Apodinium floodi

Scientific classification
- Domain: Eukaryota
- Clade: Diaphoretickes
- Clade: SAR
- Clade: Alveolata
- Phylum: Myzozoa
- Superclass: Dinoflagellata
- Class: Dinophyceae
- Order: Blastodiniales
- Family: Apodiniaceae
- Genus: Apodinium
- Species: A. floodi
- Binomial name: Apodinium floodi N. McLean & C.P. Galt

= Apodinium floodi =

- Genus: Apodinium
- Species: floodi
- Authority: N. McLean & C.P. Galt

Species of single-celled organism

Apodinium floodi is an ectoparasitic dinoflagellate found in the vicinity of northwest Washington, USA. Its host is the sea squirt Oikopleura labradoriensis. Trophozoites of A. floodi are encased by membrane and divisions of young trophozoites produce a single file of sporogenic cells.
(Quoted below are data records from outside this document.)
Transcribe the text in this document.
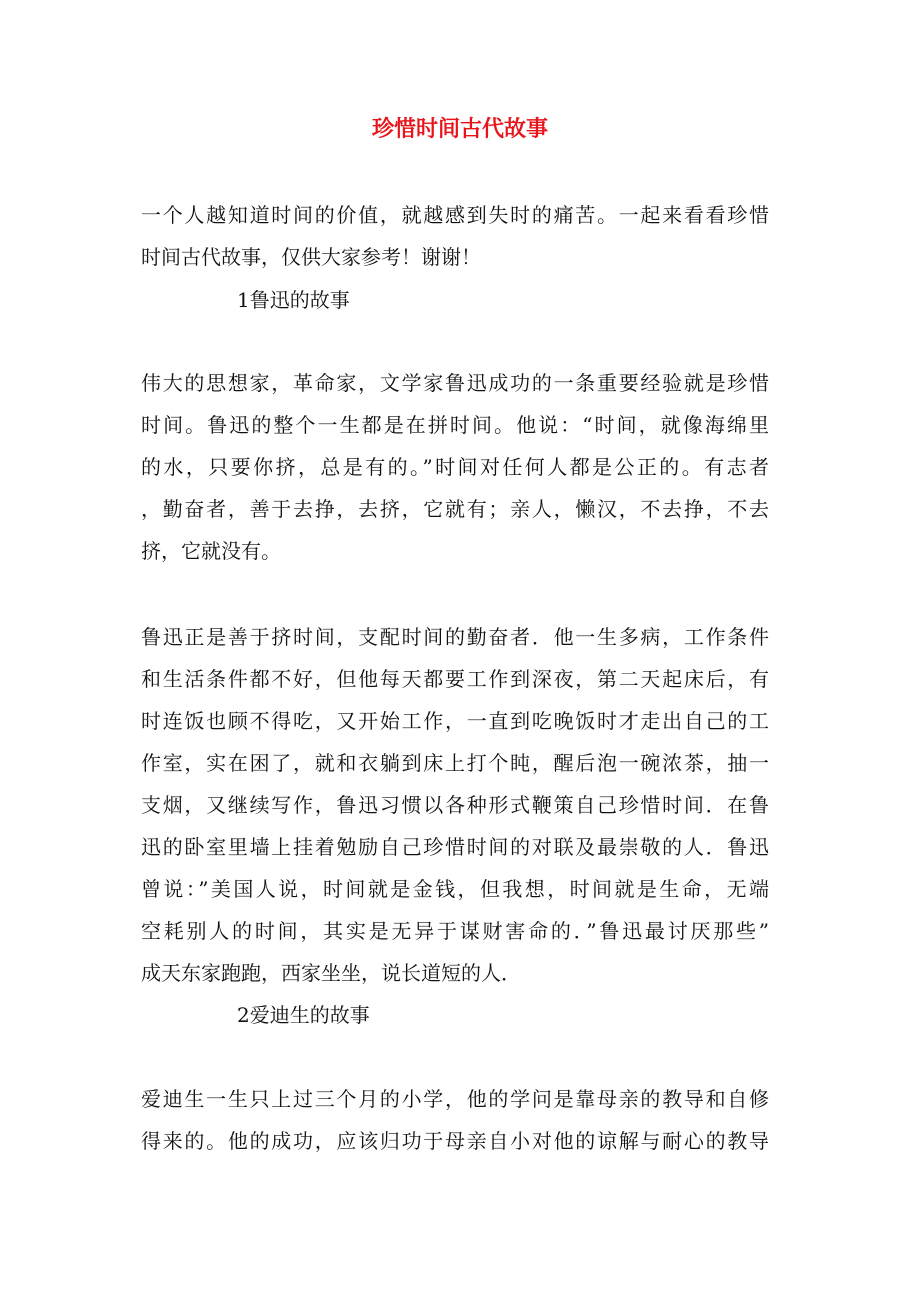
珍惜时间古代故事
一个人越知道时间的价值，就越感到失时的痛苦。一起来看看珍惜
时间古代故事，仅供大家参考！谢谢！
1鲁迅的故事
伟大的思想家，革命家，文学家鲁迅成功的一条重要经验就是珍惜
时间。鲁迅的整个一生都是在拼时间。他说：“时间，就像海绵里
的水，只要你挤，总是有的。”时间对任何人都是公正的。有志者
，勤奋者，善于去挣，去挤，它就有；亲人，懒汉，不去挣，不去
挤，它就没有。
鲁迅正是善于挤时间，支配时间的勤奋者．他一生多病，工作条件
和生活条件都不好，但他每天都要工作到深夜，第二天起床后，有
时连饭也顾不得吃，又开始工作，一直到吃晚饭时才走出自己的工
作室，实在困了，就和衣躺到床上打个盹，醒后泡一碗浓茶，抽一
支烟，又继续写作，鲁迅习惯以各种形式鞭策自己珍惜时间．在鲁
迅的卧室里墙上挂着勉励自己珍惜时间的对联及最崇敬的人．鲁迅
曾说：”美国人说，时间就是金钱，但我想，时间就是生命，无端
空耗别人的时间，其实是无异于谋财害命的．”鲁迅最讨厌那些”
成天东家跑跑，西家坐坐，说长道短的人．
2爱迪生的故事
爱迪生一生只上过三个月的小学，他的学问是靠母亲的教导和自修
得来的。他的成功，应该归功于母亲自小对他的谅解与耐心的教导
Divisions occur perpendicular to this axis, and eventually the spores are produced. A. floodi attaches to its host with a peduncle, which it penetrates into the larvacean tunicate's musculature, reaching the notochord. Two principle rhizoids penetrate the outer region of the notochord, presumably to absorb nutrients from O. labradoriensis blood.